Os argumentos não estão assim rejeitados, eles apenas não foram confrontados. Às vezes essa é uma maneira de enfrentar o que não se entende. Mas é uma maneira desonesta e daninha, mesmo quando usada inadvertidamente, embora eu saiba que muita gente não se dá conta disso. Toda expressão linguística pode ser a causa que leva alguém a aderir a uma perspectiva, importante é que ela seja também uma razão, isto é, que preservemos o espaço público no qual as razões estão disponíveis para serem contestadas ou confirmadas. Enquanto nos atemos às intenções e às afinidades que partilhamos com outras pessoas que podem ver as coisas como nós vemos, oferecemos pouco ou nada ao mundo, e só somos capazes de mobilizar aqueles que já partilham do nosso próprio ponto de vista. (Escrevi sobre tática semelhante quando comentei as estratégias de Diogo Mainardi)

*

Quem argumenta por intenções precisa quase sempre do tribunal de seus pares. E não importa a que tipo de grupo a pessoa pertença: liberais, esquerdistas, fascistas, ateístas, religiosos, etc, etc. É reconfortante argumentar para quem tende a concordar com você. Esses tribunais não estão comprometidos com a verdade (ou mesmo com o sentido), mas apenas com a manutenção e exercício do poder que eles representam. O poder de sentenciar a intenção do outro.

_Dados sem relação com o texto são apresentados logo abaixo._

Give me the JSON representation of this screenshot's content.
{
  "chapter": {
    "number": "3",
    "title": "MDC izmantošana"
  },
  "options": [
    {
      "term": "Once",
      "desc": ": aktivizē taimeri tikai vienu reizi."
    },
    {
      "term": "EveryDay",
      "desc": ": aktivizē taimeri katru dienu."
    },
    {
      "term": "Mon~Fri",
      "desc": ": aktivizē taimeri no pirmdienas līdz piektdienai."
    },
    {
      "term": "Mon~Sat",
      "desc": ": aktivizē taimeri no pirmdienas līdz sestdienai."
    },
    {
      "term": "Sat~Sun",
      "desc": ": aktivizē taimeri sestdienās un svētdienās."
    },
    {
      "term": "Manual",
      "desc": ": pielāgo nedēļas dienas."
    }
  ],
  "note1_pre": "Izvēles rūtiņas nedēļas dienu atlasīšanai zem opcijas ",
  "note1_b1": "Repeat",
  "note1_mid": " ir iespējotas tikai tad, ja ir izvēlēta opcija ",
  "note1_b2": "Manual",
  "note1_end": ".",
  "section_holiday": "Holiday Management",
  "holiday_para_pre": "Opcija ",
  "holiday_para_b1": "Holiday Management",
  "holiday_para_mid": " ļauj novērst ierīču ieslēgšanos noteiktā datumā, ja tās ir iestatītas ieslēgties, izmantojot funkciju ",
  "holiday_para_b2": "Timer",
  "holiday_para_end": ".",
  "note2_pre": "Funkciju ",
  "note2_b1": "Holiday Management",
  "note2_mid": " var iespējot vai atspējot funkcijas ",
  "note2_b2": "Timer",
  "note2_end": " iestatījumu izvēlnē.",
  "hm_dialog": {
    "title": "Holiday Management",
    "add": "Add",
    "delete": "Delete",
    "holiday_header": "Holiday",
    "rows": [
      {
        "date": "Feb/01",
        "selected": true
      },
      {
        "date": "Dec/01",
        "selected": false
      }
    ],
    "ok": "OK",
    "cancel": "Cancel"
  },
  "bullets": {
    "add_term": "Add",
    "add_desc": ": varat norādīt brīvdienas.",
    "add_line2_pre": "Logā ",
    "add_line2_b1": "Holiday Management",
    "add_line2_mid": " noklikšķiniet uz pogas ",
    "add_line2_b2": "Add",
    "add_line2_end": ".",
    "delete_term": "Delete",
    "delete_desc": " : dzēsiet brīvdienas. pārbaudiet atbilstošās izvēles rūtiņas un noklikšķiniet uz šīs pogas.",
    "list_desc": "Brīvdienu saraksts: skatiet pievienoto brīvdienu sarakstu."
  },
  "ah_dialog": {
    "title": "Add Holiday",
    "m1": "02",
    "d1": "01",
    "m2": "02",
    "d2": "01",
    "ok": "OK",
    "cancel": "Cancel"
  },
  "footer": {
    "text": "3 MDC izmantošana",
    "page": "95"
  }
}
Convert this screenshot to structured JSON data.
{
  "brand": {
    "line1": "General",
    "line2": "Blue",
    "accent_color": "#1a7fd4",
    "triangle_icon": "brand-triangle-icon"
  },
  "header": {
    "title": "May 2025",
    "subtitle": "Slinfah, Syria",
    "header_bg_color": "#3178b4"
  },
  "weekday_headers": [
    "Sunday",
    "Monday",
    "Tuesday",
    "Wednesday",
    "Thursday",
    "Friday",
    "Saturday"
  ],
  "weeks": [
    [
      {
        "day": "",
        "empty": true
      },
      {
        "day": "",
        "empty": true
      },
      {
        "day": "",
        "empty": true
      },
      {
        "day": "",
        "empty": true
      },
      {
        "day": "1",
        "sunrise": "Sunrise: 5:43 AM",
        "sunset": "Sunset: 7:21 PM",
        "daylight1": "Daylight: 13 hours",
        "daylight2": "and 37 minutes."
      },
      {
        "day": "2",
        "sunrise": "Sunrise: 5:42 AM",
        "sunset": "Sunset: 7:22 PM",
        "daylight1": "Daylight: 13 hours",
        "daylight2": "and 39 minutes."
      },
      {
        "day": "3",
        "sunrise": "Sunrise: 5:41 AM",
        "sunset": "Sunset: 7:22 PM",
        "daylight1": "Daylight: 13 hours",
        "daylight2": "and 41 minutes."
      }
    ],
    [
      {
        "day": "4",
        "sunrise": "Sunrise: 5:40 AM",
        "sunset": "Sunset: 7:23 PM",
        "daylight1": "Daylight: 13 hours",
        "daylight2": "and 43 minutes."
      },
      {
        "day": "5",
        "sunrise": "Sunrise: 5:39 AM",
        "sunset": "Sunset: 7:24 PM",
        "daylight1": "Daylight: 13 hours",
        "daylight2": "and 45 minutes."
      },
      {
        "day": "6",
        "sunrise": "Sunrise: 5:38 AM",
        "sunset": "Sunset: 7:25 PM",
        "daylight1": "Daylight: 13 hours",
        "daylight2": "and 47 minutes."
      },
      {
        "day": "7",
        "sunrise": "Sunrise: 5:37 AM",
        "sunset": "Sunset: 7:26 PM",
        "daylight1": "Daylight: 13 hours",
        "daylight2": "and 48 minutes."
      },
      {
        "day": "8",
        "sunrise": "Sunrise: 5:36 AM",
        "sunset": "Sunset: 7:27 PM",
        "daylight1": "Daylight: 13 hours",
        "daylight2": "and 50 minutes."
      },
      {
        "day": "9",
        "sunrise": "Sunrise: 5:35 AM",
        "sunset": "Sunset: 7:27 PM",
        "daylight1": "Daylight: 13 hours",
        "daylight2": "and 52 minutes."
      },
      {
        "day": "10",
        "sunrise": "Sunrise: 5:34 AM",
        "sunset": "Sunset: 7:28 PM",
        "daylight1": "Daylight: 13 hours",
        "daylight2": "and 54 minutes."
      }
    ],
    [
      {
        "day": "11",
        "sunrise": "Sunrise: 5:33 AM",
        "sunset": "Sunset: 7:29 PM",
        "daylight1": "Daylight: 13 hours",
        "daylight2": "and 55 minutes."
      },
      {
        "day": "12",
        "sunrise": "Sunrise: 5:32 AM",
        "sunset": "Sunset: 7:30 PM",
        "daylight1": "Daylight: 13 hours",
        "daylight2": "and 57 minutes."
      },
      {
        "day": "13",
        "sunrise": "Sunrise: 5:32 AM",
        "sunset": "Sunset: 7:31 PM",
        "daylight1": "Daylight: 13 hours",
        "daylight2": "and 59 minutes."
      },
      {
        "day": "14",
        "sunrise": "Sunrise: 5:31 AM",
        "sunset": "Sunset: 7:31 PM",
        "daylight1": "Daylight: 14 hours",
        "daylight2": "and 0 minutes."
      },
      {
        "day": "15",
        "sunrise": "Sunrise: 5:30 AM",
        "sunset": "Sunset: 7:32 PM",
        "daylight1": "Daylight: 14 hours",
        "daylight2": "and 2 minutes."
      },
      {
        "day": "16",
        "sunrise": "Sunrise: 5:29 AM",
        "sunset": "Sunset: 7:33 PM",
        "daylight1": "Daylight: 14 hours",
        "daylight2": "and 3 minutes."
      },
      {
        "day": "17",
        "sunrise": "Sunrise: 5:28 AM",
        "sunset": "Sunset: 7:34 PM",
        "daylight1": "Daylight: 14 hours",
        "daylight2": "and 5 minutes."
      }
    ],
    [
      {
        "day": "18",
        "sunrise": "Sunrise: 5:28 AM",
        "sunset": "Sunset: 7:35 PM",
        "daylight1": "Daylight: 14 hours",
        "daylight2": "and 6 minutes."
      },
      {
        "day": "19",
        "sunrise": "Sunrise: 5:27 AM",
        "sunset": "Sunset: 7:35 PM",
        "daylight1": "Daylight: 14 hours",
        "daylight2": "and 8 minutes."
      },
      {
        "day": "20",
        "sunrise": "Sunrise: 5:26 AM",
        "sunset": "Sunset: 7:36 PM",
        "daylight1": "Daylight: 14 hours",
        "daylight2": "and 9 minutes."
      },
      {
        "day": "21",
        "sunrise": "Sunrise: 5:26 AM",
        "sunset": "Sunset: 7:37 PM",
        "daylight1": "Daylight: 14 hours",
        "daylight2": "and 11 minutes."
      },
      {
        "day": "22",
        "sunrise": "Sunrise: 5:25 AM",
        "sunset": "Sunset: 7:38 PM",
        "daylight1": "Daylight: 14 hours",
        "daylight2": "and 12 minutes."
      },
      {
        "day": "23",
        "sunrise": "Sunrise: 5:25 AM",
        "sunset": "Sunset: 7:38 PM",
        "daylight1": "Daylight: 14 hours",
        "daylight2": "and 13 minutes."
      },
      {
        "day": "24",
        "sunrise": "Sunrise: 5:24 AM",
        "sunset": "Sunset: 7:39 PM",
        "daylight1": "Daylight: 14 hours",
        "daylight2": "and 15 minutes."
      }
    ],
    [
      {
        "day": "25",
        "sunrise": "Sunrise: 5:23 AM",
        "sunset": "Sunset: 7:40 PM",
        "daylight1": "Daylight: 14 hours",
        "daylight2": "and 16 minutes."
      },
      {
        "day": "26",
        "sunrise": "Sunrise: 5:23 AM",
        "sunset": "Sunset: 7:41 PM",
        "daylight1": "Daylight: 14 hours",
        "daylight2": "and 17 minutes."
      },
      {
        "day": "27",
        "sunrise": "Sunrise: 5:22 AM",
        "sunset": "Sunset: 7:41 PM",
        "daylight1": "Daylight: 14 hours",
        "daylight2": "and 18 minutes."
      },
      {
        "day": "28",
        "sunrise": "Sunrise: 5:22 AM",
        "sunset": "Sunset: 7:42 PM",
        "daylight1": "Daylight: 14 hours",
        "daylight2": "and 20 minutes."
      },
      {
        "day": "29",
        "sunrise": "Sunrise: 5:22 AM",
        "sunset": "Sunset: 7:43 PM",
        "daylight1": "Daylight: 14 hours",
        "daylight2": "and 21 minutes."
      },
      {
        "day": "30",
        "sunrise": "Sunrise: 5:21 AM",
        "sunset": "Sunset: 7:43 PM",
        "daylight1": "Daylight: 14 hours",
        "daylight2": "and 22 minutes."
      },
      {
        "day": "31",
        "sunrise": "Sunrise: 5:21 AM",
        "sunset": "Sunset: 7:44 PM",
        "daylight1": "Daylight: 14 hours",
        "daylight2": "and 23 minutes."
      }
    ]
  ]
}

Intenções são elementos importantes em tribunais morais ou jurídicos, mas não em ciência ou filosofia*. O que não significa que eles não sejam usados aí, provavelemente são. Em filosofia deve haver casos em que filósofos supõem intenções de outros pensadores a fim de denunciar uma coisa ou outra, mas mesmo nesse casos a intenção não é senão elemento secundário e acessório. No Direito ou na Moral, ao contrário. Decidir sobre as intenções de alguém é decidir se se deve ou não responsabilizá-lo por algo. Por isso não raras vezes vemos, dentre as pessoas preocupadas em julgar intenções, a formação de grupos de pessoas (podem ser duas ou três pessoas até grupos inteiros) nos quais um certo juízo é comum. Assim elas se fortalecem umas às outras. Mas esse é exatamente o contrário do propósito científico (e retórico, no sentido antigo, quase perdido) de ampliação da auditório (e da anuência a uma tese) e do esforço de argumentar para uma pretensa audiência universal. Julgar intenções é uma prática comum e necessária em parte da nossa vida cotidiana, no entanto, quando se converte num instrumento argumentativo sistemático atrelado a tribunais já constituídos (grupos) pode se tornar a expressão de preguiça intelectual e conformismo (de pertencer a um grupo que apoia certas classes de juízos e ignorar os restantes).

* Eu posso imaginar que intenções sejam importantes em teorias estéticas e coisas do gênero. Mas trata-se de mostrar intenções e não inferi-las. O auditório pretendido é o universal, não um tribunal com poderes condenatórios. A diferença é sútil mas importante.